The ILA strike on the East and Gulf Coast ports in early October lasted three days. By the time the tentative agreement was announced, most of the operational damage was front-loaded into the weeks before the strike — pulled-forward shipments, rerouting to the West Coast, expedited airfreight on the most time-sensitive Q4 goods — rather than the strike itself.

That's the headline. The longer story is what stuck after the immediate disruption ended. We've been talking through November with supply chain leaders at retailers ranging from national big-box chains to mid-sized specialty operators. The pattern that's emerging: the contingency moves made in September are now being treated as permanent or semi-permanent changes, not as one-time emergency response.

The pull-forward changed Q4 inventory shape

The most visible effect was the inventory shape going into Q4. Retailers that normally take Q4 holiday goods through East Coast ports in September and early October had largely moved those flows weeks earlier. A VP of supply chain at a national apparel retailer told us their company landed the bulk of holiday inventory by mid-September — roughly three to four weeks ahead of a normal year.

The cost of that pull-forward shows up in two places. First, in working capital: inventory sitting in DCs longer before it sells. Second, in storage cost: several operators told us they leaned on third-party warehousing in the Northeast and Midwest at higher rates than they would have planned, because their primary DCs were full earlier than expected.

The upside, of course, is that nothing went short for holiday. The operators we spoke to were unanimous that they'd take the working capital hit over the alternative.

West Coast routing decisions that didn't reverse

The other big September move was redirecting eastbound Asia flows from East Coast ports to Los Angeles and Long Beach, then transcontinental rail. The expectation, at least pre-strike, was that this was a temporary rerouting that would unwind once labor uncertainty cleared.

It hasn't fully unwound. Several operators told us they've kept somewhere between 20 and 40 percent of the rerouted volume on the West Coast lane, citing two reasons: rail capacity and transit time were more predictable than expected, and the broader uncertainty about a longer ILA contract extension — the early-October deal was tentative and pushed final agreement into January — made East Coast commitments harder to lock in for early 2025.

A director of international logistics at a home goods retailer summarized the thinking: "We don't know what January looks like. We do know what the West Coast looked like in October. We're not going to fully rebalance until we see a final contract."

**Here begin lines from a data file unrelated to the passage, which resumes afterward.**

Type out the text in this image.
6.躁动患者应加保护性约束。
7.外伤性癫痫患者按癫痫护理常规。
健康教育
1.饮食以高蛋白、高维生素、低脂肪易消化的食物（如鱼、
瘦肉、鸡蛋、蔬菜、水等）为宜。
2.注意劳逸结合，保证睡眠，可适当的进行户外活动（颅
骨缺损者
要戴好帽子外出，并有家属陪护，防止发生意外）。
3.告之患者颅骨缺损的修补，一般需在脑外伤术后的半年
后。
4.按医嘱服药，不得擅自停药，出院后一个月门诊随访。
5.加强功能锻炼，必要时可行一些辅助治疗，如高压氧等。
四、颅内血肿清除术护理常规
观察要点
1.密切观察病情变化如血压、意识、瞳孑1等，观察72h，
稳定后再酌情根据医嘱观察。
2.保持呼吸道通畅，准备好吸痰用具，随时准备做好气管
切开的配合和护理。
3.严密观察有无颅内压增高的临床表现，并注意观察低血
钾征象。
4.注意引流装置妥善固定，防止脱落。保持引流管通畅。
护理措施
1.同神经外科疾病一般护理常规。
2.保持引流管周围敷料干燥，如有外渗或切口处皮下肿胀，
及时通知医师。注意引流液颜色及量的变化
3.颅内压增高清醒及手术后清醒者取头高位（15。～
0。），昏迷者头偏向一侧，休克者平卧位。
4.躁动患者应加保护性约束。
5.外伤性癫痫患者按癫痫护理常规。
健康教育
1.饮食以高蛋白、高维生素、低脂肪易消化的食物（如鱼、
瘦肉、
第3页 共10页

Supplier conversations that got harder, then got formal

The piece of the post-strike landscape that's getting less press but more internal attention is what changed in retailer-supplier conversations. The strike accelerated discussions that had been happening informally for two years: nearshoring, supplier diversification, and contractual language around port disruption.

The conversations weren't new. What changed is that several large retailers have now formalized contingency requirements in their supplier scorecards. We've heard the same theme from sourcing leads at multiple retailers: suppliers that can demonstrate flexible routing — whether through their own logistics or through 3PL partnerships — are getting preferential treatment in 2025 line reviews.

A few specific moves we've confirmed:

  • Larger retailers are increasing the share of goods sourced from or transhipped through Mexico, building on the nearshoring momentum that was already in motion before the strike.
  • Several apparel and general merchandise importers have added or expanded direct relationships with Vietnam and India suppliers, partly to diversify country-of-origin and partly to access alternative port pairings.
  • Contractual language around force majeure and port disruption has tightened. One sourcing lead at a regional grocery chain told us their 2025 contracts now include specific allocation rules for supplier-side delays attributable to U.S. port disruption.

What broke anyway

Two things broke despite the planning. The first was the cost line. Several operators told us their Q4 inbound logistics cost ran somewhere in the high-single-digit to low-double-digit percentage above plan, driven by the September pull-forward, the West Coast rerouting, and a meaningful share of expedited airfreight on time-critical SKUs.

The second was the long-tail SKU coverage. Operators were well-positioned on top sellers, but the lower-velocity assortment — the SKUs that don't justify expedited freight — came in light at several retailers we spoke to. The visible impact will be in early 2025 reporting, when out-of-stock rates on lower-tier SKUs show up in the assortment review.

The strike was short. The replanning was not. And the operators we spoke to are telling us this is the new baseline, not a one-time exception.